The district will use internal diagnostic testing called Measures of Academic Progress alongside KSA results to identify students who need more academic help, though he believes MAP results would provide a clearer look at which students need interventions most, he said.
Participation rates at JCPS ranged from 71.8% to 69.9% in elementary school tests, 62.2% to 59.5% in middle school tests and 49.1% to 42.6% in high school tests, state assessment data show.
Achievement gaps "clearly" exist despite less accurate state testing data compared to previous years, "and we have major work to do," he said.
"It would be hard-pressed for me to say it has not been exacerbated as a result of the pandemic," Pollio said. "I would contest and contend that that's the case. I would much rather look at our map data … to really be a valid indicator and a reliable indicator of the achievement gap."
Kentucky’s test results for the 2020-21 school year are "certainly not comprehensive" but do provide "important data points" for consideration, Blom said.
"We know nationally that the pandemic has disproportionately impacted students who were already historically underserved or were facing barriers inside and outside of school," she said.
The data is also the first expansive look at student performance since the COVID-19 pandemic struck and school systems throughout the country were forced to quickly adapt to remote instruction for months.
In the case of JCPS, more than a year passed before classrooms reopened for in-person instruction on hybrid learning schedules.
"Twenty years from now, nobody's going to say that was the COVID generation and we need to give them a pass, so it's incumbent, imperative on communities, school districts, cities and counties to come together right now … to understand what students and families demand of the system right now and make sure they're getting it and it's resulting in the educational attainment that's necessary for their success," Blom said.
Kentucky is not the only state with academic ground to cover based on state assessments as states like Virginia, Tennessee, Mississippi, Alabama and Louisiana saw scores slip in tests taken during the pandemic, according to news reports and information provided by the Southern Regional Education Board.
The regional group is analyzing Kentucky’s results and notes that, generally, learning for all students was affected by the COVID-19 pandemic and achievement gaps for Black and Latino students continue to pose issues for states.
Blom said she hoped Kentucky school districts would leverage "unprecedented" federal stimulus money toward helping students recover academically from the COVID-19 pandemic and accelerate learning in their communities.
Stakeholders, including state policymakers, should request information from school districts to monitor how those dollars are used and understand the impacts of such investments, she said.

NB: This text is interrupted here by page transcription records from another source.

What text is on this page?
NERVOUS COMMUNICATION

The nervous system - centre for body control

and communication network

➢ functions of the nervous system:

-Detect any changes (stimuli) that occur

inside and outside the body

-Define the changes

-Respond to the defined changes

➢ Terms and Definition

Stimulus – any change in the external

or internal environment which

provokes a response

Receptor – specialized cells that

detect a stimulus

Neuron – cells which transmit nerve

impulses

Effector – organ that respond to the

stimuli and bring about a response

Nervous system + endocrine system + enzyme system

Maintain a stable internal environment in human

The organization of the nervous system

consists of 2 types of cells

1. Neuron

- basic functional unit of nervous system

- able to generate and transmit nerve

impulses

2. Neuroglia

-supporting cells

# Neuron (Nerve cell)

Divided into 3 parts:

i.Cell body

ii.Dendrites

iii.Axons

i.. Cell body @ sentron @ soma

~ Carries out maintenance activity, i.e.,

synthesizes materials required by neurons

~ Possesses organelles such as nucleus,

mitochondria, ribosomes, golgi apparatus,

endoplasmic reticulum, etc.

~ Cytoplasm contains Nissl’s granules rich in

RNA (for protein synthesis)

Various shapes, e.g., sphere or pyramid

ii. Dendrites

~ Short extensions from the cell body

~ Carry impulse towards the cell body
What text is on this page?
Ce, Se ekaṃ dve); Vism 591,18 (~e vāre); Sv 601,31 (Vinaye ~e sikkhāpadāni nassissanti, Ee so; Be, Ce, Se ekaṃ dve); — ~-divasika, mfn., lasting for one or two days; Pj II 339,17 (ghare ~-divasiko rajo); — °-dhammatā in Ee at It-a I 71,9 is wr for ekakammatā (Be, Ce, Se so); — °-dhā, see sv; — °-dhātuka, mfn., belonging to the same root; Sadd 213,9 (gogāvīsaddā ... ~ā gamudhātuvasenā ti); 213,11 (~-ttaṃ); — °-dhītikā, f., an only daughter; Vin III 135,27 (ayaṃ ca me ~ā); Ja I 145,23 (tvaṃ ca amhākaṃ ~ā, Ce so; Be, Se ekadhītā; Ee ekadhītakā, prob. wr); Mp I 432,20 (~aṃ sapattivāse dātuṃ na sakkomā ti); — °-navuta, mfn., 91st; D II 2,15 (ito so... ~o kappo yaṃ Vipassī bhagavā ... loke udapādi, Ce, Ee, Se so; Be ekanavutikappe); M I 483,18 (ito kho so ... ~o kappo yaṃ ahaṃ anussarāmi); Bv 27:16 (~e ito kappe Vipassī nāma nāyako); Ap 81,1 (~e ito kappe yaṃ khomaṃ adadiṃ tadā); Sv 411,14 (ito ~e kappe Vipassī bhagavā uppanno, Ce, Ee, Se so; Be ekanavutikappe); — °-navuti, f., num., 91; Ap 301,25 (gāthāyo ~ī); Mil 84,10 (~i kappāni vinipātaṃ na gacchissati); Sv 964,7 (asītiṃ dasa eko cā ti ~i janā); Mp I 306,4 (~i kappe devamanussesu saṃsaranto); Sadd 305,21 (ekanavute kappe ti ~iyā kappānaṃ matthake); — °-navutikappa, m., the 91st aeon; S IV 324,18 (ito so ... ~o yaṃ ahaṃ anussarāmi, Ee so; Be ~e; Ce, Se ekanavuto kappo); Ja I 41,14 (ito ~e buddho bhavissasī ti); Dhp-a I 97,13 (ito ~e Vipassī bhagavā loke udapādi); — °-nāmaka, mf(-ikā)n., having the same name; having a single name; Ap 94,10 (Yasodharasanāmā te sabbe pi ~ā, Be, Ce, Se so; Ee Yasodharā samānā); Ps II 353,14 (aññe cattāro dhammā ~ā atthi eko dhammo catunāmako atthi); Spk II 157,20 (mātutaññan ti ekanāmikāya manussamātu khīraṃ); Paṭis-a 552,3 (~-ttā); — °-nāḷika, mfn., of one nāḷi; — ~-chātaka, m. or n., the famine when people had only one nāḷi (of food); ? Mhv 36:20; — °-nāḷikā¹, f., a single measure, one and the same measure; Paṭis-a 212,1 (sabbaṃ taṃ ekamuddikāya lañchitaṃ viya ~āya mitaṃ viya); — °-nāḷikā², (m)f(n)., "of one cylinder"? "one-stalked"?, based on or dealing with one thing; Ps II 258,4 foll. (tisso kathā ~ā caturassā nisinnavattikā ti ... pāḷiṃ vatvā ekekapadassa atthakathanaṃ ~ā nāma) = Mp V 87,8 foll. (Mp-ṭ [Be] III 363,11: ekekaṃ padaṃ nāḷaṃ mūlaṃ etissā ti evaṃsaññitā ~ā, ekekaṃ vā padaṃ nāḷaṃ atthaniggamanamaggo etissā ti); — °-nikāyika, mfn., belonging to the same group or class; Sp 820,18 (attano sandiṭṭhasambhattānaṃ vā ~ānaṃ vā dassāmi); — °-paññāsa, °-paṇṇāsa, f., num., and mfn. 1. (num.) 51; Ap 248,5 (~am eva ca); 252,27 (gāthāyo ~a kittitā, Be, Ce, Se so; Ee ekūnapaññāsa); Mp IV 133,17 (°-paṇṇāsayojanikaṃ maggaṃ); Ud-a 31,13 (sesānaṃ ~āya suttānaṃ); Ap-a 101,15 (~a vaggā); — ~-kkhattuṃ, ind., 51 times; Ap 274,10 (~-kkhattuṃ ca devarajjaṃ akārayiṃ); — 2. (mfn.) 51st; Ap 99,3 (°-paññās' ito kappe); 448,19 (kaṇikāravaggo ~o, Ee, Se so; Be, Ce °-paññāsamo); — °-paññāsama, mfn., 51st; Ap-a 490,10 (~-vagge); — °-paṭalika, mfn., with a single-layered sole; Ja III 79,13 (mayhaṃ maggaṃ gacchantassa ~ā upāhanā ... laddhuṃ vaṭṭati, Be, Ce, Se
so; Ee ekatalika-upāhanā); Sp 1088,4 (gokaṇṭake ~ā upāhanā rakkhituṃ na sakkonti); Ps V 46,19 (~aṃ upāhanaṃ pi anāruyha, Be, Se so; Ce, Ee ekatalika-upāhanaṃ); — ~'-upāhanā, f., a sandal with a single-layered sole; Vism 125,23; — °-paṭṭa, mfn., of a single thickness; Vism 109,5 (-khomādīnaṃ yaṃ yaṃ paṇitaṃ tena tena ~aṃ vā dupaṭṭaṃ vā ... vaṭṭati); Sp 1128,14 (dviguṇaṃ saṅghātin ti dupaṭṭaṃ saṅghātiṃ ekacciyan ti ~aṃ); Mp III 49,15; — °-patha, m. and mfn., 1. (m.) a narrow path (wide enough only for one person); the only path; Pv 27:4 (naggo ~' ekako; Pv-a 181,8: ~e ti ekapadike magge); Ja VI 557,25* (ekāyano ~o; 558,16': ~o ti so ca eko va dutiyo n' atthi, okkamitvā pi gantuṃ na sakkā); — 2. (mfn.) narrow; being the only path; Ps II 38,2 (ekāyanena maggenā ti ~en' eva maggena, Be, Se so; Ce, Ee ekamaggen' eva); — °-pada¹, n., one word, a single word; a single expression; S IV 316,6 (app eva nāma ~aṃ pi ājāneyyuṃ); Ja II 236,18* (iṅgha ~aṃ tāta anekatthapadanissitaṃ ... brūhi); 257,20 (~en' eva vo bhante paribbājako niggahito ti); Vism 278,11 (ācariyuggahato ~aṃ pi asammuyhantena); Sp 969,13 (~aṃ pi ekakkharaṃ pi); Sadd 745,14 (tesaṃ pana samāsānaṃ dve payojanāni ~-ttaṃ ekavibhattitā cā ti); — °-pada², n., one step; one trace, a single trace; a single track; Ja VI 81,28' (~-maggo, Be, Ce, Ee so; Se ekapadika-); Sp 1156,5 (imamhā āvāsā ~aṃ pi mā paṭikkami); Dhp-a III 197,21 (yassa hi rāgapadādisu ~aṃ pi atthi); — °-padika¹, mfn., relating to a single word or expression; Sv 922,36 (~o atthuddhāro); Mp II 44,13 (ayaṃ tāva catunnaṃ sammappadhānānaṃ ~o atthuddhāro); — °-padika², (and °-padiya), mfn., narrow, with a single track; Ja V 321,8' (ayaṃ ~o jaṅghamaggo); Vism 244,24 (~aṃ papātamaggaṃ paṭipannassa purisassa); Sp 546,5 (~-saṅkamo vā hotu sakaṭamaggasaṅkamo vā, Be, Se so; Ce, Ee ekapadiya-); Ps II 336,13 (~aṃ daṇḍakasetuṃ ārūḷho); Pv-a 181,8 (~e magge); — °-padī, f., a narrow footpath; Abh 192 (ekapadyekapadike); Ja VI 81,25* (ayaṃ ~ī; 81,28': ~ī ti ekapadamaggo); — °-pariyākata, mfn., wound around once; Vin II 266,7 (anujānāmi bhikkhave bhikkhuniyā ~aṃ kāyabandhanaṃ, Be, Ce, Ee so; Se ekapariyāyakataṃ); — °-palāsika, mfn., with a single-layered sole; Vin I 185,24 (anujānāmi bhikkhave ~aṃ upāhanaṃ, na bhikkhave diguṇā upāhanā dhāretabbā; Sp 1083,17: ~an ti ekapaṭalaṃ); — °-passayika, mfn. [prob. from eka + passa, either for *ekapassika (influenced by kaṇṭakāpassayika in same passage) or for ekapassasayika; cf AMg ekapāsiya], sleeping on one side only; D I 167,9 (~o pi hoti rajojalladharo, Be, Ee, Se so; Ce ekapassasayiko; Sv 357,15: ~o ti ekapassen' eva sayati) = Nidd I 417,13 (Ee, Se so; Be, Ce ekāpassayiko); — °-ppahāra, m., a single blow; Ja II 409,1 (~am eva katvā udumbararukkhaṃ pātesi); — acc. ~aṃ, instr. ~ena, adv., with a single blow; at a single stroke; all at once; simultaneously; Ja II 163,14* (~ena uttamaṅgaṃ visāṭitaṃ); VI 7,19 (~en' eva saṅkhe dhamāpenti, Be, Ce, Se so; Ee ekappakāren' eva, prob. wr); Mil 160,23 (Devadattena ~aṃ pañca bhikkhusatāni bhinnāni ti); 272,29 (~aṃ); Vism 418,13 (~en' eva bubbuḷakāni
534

Without immediate action from school districts and community groups, Blom sees a stagnant future for Kentucky in metrics like median household income and poverty.
She highlighted the community learning hubs provided by JCPS and Evolve502 as an example of being "ahead of the curve" during the pandemic.
"We have a moment in time here where we can capitalize on one of the strengths that Kentucky has long had, and that's our willingness to come together to be collaborators, to problem solve together and identify innovative solutions, and now is the time for that to happen like no time ever before at the community level" she said. "... This global pandemic has been protracted in a way that none of us could have predicted, and it's going to require a new normal as we move forward, so it's important that our public system of education begin to embrace the need for innovation and think about innovative ways that they meet students and families where they are."